Packet of Crisps, anyone?!
What’s worse is when you see the places that serve the food in the cold light of day, with discarded industrial sized vats of Ghee; festering with rats and dried vomit.
I once lived above a street in Brighton that looked down on the main Kebab run, every Friday and Saturday night Kebab wars would break out. With roaming tribal factions staggering about in an orgiastic consumption of meat, chili and fat. Mixed with sexual jealousy.
How at five in the morning I would wake at dawn, and stare out to sea.. now the gulls then owned the road. Their prehistoric reptilian brains fighting over the discarded scraps from the mammals night out. A whole degraded eco-system existing on the back of the wonderful British binge drinking session.
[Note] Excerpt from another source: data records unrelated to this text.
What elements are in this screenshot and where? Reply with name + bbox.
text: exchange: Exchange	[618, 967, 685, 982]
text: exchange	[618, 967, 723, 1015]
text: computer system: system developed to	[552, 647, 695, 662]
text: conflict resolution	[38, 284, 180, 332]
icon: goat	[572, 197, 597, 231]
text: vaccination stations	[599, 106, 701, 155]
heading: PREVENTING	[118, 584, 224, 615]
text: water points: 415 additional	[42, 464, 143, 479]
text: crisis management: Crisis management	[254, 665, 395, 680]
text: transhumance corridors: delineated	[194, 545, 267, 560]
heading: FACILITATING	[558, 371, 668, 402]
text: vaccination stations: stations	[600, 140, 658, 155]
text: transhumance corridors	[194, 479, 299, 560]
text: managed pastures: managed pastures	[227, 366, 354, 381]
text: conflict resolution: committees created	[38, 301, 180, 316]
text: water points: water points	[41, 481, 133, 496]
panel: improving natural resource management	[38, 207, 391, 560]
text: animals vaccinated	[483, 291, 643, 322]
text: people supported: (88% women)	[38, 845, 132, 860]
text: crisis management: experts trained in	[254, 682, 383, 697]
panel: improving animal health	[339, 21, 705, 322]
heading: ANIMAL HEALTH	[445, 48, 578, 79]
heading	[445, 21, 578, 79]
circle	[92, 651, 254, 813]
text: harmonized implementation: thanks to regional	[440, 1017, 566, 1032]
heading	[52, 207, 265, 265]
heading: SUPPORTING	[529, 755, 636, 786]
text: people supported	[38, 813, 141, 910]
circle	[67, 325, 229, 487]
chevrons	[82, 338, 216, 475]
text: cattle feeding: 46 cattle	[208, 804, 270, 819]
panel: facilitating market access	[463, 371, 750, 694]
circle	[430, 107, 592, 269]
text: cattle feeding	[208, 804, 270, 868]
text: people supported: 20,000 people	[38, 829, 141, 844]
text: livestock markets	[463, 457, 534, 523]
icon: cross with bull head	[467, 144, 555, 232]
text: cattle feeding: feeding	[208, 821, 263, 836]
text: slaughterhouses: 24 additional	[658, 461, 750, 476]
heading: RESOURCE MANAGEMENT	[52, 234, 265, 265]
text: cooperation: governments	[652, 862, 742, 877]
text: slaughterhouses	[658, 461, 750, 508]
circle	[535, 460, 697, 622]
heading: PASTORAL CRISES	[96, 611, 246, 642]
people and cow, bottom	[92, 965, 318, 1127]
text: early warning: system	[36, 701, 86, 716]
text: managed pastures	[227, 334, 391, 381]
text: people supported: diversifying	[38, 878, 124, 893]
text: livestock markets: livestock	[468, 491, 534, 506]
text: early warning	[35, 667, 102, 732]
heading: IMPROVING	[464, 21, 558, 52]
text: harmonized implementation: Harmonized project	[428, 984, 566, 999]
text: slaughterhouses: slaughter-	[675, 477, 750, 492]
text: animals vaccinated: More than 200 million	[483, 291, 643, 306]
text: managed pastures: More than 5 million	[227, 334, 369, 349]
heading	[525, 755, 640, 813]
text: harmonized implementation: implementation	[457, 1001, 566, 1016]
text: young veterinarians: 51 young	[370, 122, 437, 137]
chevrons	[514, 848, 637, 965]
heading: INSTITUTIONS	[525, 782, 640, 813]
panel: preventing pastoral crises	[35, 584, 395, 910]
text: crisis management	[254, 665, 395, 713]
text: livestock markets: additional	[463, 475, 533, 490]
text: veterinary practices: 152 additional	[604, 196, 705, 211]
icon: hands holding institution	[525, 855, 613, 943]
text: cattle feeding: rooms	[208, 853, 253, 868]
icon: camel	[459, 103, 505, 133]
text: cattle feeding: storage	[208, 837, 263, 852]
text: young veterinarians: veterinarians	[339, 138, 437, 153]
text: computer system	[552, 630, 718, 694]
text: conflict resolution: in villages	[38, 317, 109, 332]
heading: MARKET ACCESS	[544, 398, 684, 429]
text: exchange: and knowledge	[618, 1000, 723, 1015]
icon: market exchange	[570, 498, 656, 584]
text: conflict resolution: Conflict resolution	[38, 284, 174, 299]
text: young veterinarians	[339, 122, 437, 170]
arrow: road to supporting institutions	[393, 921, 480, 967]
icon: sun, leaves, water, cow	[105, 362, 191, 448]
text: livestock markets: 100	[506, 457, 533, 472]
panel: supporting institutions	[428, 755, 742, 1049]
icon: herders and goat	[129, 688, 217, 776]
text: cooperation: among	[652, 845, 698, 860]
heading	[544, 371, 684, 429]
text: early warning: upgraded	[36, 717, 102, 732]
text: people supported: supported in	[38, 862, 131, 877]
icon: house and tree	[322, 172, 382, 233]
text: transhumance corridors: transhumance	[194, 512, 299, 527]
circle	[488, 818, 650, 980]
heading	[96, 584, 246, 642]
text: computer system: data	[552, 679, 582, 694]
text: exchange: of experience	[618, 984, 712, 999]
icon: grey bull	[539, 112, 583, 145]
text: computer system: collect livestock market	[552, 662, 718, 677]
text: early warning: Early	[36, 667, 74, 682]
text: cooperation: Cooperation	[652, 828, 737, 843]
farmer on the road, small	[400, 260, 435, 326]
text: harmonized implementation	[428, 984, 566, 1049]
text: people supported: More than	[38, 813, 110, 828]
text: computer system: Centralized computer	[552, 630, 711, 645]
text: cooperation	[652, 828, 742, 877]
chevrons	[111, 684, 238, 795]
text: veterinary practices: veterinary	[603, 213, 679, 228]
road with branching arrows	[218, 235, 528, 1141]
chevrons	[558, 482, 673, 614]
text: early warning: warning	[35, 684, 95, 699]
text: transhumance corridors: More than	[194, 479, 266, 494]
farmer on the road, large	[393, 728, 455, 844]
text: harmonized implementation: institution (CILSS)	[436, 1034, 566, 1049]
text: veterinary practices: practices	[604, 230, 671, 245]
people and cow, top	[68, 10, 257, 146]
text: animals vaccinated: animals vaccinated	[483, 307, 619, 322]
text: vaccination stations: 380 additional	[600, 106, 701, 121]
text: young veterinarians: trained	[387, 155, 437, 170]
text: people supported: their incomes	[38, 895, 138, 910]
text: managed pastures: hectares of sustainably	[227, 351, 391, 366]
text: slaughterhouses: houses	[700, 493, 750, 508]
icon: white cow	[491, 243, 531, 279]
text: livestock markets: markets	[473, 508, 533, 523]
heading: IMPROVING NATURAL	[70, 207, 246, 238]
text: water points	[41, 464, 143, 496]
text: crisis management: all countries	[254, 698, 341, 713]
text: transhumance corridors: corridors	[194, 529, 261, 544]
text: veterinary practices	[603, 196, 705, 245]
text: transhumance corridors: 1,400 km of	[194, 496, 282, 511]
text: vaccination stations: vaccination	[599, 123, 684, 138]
The tired soulless expression of those working behind the sweat of the donor kebab, the promise of brightly colored cans of coke with empty promises. The underlying threat of violence and unspent testosterone mixed with the anticipation of a culinary treat. Then as your mouth sinks into the fat, all the pain disappears and for one moment you can fool yourself into thinking that all is well with the world.